LA TRIBUNE. Le ministre Al-Mudaifer a récemment déclaré que l’Arabie saoudite « est en train de devenir un pôle mondial pour les minéraux ». Comment définissez-vous concrètement cette ambition ?
TURKI A. AL-BABTAIN. Dans le cadre du plan Vision 2030 de l’Arabie saoudite, notre secteur minier et métallurgique devient progressivement le troisième pilier de l’économie nationale. Pour vous donner une idée de nos objectifs, nous prévoyons de doubler la contribution du secteur minier au PIB, qui s’élevait à environ 36 milliards de dollars en 2024. Parmi nos principales réformes figure la refonte de la loi sur les investissements miniers, qui simplifie les procédures d’octroi de licences et d’autorisations. Nous avons également lancé une base de données géologique nationale, offrant aux investisseurs l’accès à 80 années de données géologiques historiques, et menons, en parallèle, l’une des plus vastes campagnes géophysiques et géochimiques au monde. Cette dernière couvre 700 000 km2 du Bouclier arabique [situé sur les rivages de la mer Rouge]. Environ 80 % de cette étude est désormais achevée et publiée pour les investisseurs et les explorateurs.
Quels types de gisements ont fait l’objet d’actualisation ou de découvertes ?
L’Arabie saoudite possède une gamme vaste et diversifiée de ressources minérales. Les données géologiques recensent plus de 48 types de minéraux, parmi lesquels les plus prioritaires sont l’or, le cuivre, le zinc, le phosphate, les terres rares ainsi que la bauxite.

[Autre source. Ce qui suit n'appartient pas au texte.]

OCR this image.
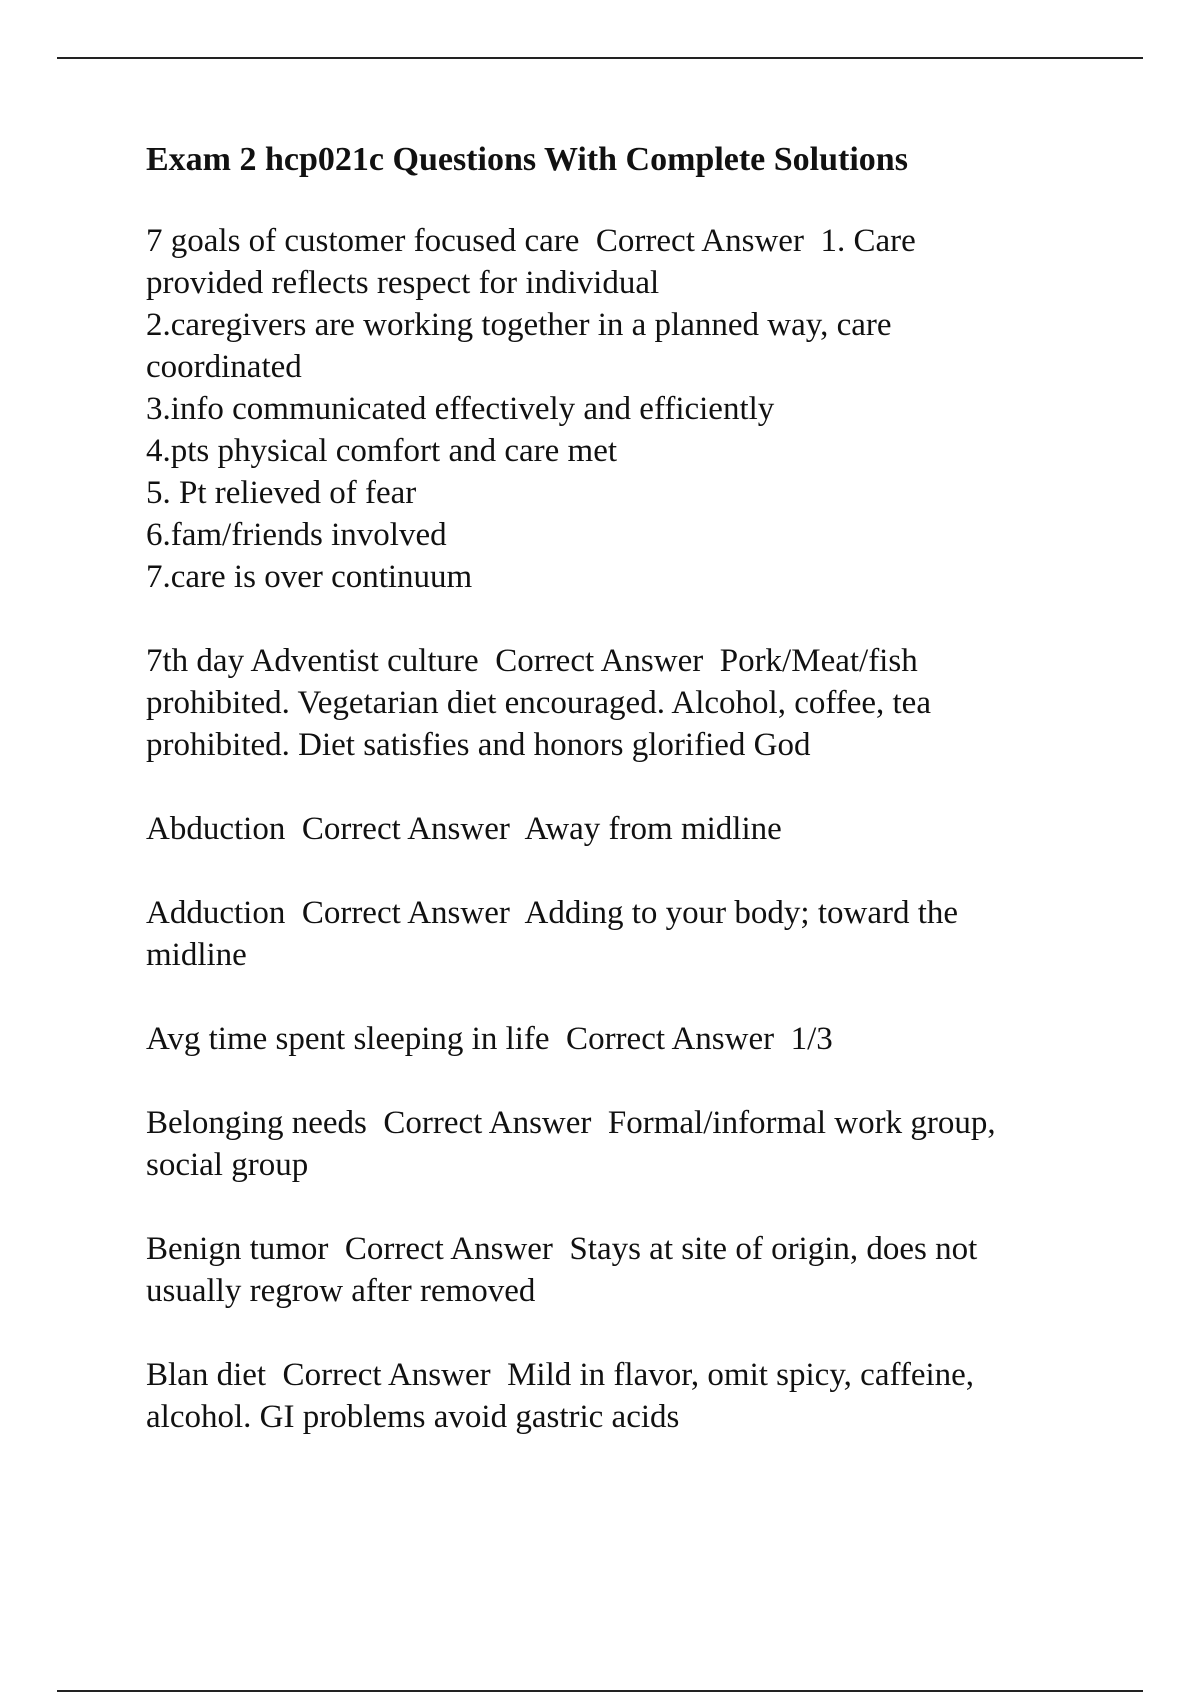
Exam 2 hcp021c Questions With Complete Solutions
7 goals of customer focused care  Correct Answer  1. Care
provided reflects respect for individual
2.caregivers are working together in a planned way, care
coordinated
3.info communicated effectively and efficiently
4.pts physical comfort and care met
5. Pt relieved of fear
6.fam/friends involved
7.care is over continuum
7th day Adventist culture  Correct Answer  Pork/Meat/fish
prohibited. Vegetarian diet encouraged. Alcohol, coffee, tea
prohibited. Diet satisfies and honors glorified God
Abduction  Correct Answer  Away from midline
Adduction  Correct Answer  Adding to your body; toward the
midline
Avg time spent sleeping in life  Correct Answer  1/3
Belonging needs  Correct Answer  Formal/informal work group,
social group
Benign tumor  Correct Answer  Stays at site of origin, does not
usually regrow after removed
Blan diet  Correct Answer  Mild in flavor, omit spicy, caffeine,
alcohol. GI problems avoid gastric acids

Le potentiel minéral total estimé du royaume, d’après les études et relevés récents, s’élève à environ 2 500 milliards de dollars. L’Arabie saoudite ayant mis la priorité sur des secteurs tels que l’automobile, les énergies renouvelables, l’industrie militaire, la machinerie et la transformation alimentaire, la demande en minéraux dans le royaume devrait croître fortement. Notre stratégie consiste donc à préparer le marché local pour répondre à cette demande croissante, tout en garantissant la résilience des chaînes d’approvisionnement pour les minéraux non disponibles sur le territoire.
Le phosphate semble également occuper une place particulière dans la stratégie saoudienne ?
Le phosphate est très important. L’Arabie saoudite dispose déjà de l’une des plus grandes industries d’engrais phosphatés au monde et en est le deuxième exportateur mondial. Nous prévoyons de tripler nos capacités d’ici à 2040, passant de 6 à environ 18 millions de tonnes, ce qui est crucial pour la sécurité alimentaire mondiale.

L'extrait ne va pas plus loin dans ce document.